Maynard Smith was already a well known ﬁgure in biology at this point, and he has retained much of the credit for the subsequent explosion of biological game theory and the notion of the ESS. However, he himself freely admitted that Price was a major driver of the initial work on ESS theory. As noted in Ullica Christina’s book Defenders of the Truth: The Sociobiology debate (Christina, 2000), Maynard Smith actually introduced the idea of the ESS ﬁrst in a book published in 1972, in which he stated in the acknowledgements:
The essay on ’Game Theory and the evolution of ﬁghting’ was especially written for this book. I would probably not have had the idea for this essay if I had not seen an unpublished manuscript on the evolution of ﬁghting by Dr. George Price, now working in the Galton Laboratory at University College London. Unfortunately, Dr. Price is better at having ideas than at publishing them. The best I can do therefore is to acknowledge that if there is anything to the idea, the credit should go to Dr. Price and not to me (Maynard Smith, 1972, p. viii).

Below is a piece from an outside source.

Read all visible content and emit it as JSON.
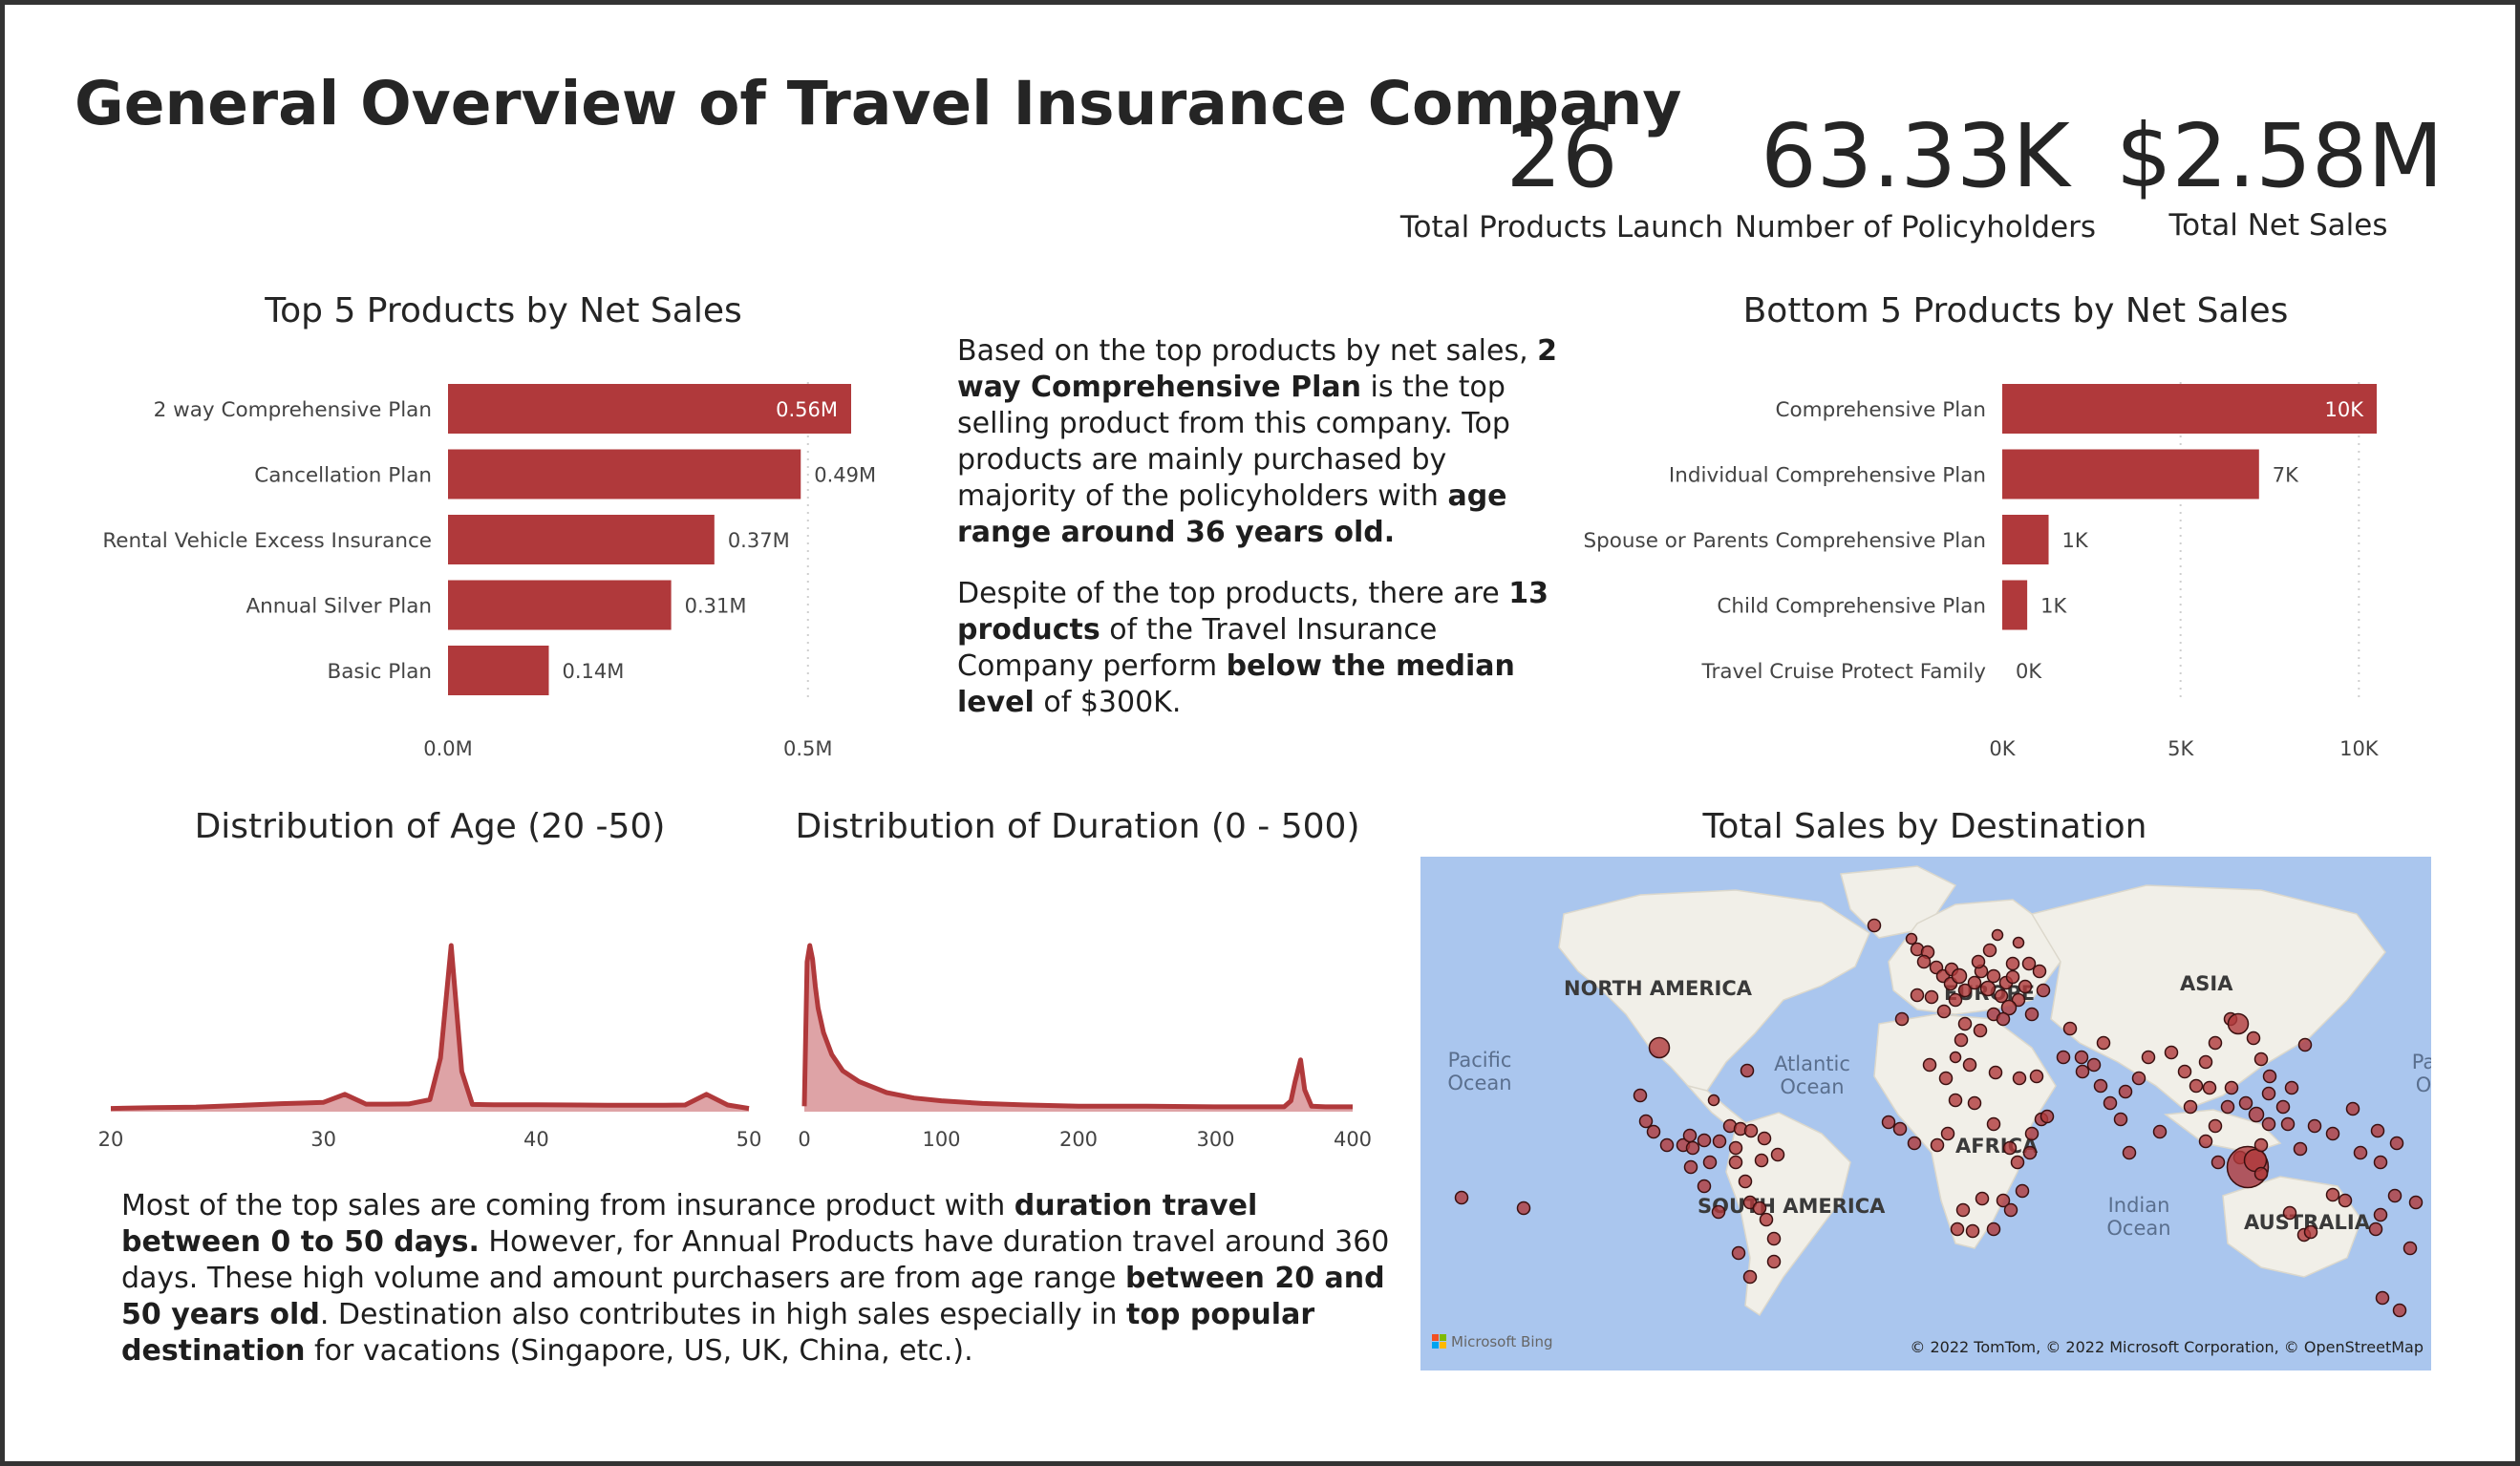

(Price’s connection with game theory, his accomplishments in biology, and his tragic character are noted further in Christina’s book.) Further, the ideas developed in this paper and in other work by Maynard Smith were clearly inﬂuenced by the work of both Hamilton’s work on ”uninvadable strategies” (Hamilton, 1967) and Fischer’s work on sex ratios in the 1930s (Fisher, 1930). In fact, I remember seeing that Maynard Smith had tried to read Morgenstern and von Neumann’s book, but had failed to get far enough through the dense mathematics to ﬁnd out that M. & v-N. had eﬀectively beaten him to the punch on ESS theory by several decades (though the source of this escapes me – does anyone know what it is, or know if it’s apocryphal?)
This being the case, though, it was the Nature paper which really brought biological game theory to light, leading to the seminal book on the sub ject by Maynard Smith some nine years later (Maynard Smith, 1982). Those works led to the widespread adoption of a new way of thinking about frequency-dependent problems and optimization in biology, an approach that continues to bear fruit even today. For anyone looking to get a better handle on the intricacies of game theory or to see where its application in biology really started, I recommend that you read this paper. (As a bonus, it’s short – 4 pages – and generally quite readable….)
- Christina, U. (2000). Defenders of the Truth: The sociobiology debate. Oxford: Oxford
- Fisher, R. A. (1930). The Genetic Theory of Natural Selection. Oxford: Clarendon Press.
- Hamilton, W. D. (1967). Extraordinary sex ratios. Science, 156 (3774), 477–488.
- Maynard Smith, J. (1972). Game theory and the evolution of ﬁghting. In J. Maynard Smith (Ed.) On Evolution. Edinburgh University Press.
- Maynard Smith, J. (1982). Evolution and the Theory of Games. New York, NY:Cambridge University Press.
- Maynard Smith, J., & Price, G. R. (1973). The logic of animal conﬂict. Nature, 246(1), 15–18.
- von Neumann, J., & Morgenstern, O. (1944). Theory of Games and Economic Behaviour. New Jersey: Princeton University Press.